I wonder if that stock photo of the Pacer had a caption to it. Such as “Son, I can’t believe you went ahead and brought home that piece of junk. Four years of college down the drain!”
Seriously though I owned a ‘76 Baby Blue Pacer. Bought it for $800 cash. I just needed a running car to get me through the summer.
That September, I drove it to the nearest junkyard, removed the plates, and just left it there with the keys in the ignition. I still catch grief about that car today!
Our Boy Scout troop leader had a 1977 AMC Pacer and I rode in the back seat all the way to and from a campout at Death Valley in what basically amounted to a greenhouse on wheels without air conditioning.
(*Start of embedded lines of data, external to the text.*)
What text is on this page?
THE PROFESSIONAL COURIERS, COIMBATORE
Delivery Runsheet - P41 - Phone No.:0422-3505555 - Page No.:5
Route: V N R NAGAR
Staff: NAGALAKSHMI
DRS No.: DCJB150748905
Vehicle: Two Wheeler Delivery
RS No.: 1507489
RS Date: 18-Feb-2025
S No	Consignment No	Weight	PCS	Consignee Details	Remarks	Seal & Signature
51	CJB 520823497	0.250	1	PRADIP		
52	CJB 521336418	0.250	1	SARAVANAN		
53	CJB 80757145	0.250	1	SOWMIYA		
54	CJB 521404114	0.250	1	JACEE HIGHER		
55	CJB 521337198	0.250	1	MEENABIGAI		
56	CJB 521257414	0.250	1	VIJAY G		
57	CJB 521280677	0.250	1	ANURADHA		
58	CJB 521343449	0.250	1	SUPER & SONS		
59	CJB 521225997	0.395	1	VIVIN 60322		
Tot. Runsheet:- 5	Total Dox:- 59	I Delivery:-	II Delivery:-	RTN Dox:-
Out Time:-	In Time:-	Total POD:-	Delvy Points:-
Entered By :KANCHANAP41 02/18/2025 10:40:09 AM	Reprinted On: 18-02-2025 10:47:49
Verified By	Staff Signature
Zero shade from the burning sun. We were roasting in the back seat so he opened up the driver’s door window to “let in air” that was like a blast furnace. The only thing we had to drink was warm garden hose water from our canteens.
The car was so loaded down with camping crap that the wheezy Pacer could only do 50mph which was fine with the troop leader since the Nixon limit was 55mph at the time and because he was a government lawyer he was a strict law-abiding ding dong. Honestly, he only kept the scout troop going so that his son could make Eagle Scout for whatever political future his father was planning for him. They both rode in the front seat talking about the law while dad quizzed his son on various aspects of legal theory.
I remember being so annoyed with the driver’s constant manual shifting on the uphill stretches using the 3-speed manual. Downshifting just made a bunch of noise and no extra power. The whole drive there and back was nothing but the driver constantly shifting the gears (”RRrrRRRR!!! RrrRRR-RRRR!!!”) while we sat dehydrating like strips of beef jerky from the sun beating down and gale force hot wind blowing onto our faces from the open window while they chattered away in the front seat about tort law and other nonsense to my 11 year old ears. I was licking the cap of my canteen trying to get the last drops of moisture out of it. Other lucky kids got to ride in the assistant scout leader’s diesel truck that made it to the campsite and back home hours before we did.
What a miserable vehicle. Whenever I see an AMC Pacer I’m transported right back to that miserable trip I took ages ago. After I graduated high school and read that American Motors Corporation went belly-up, I said “Good”.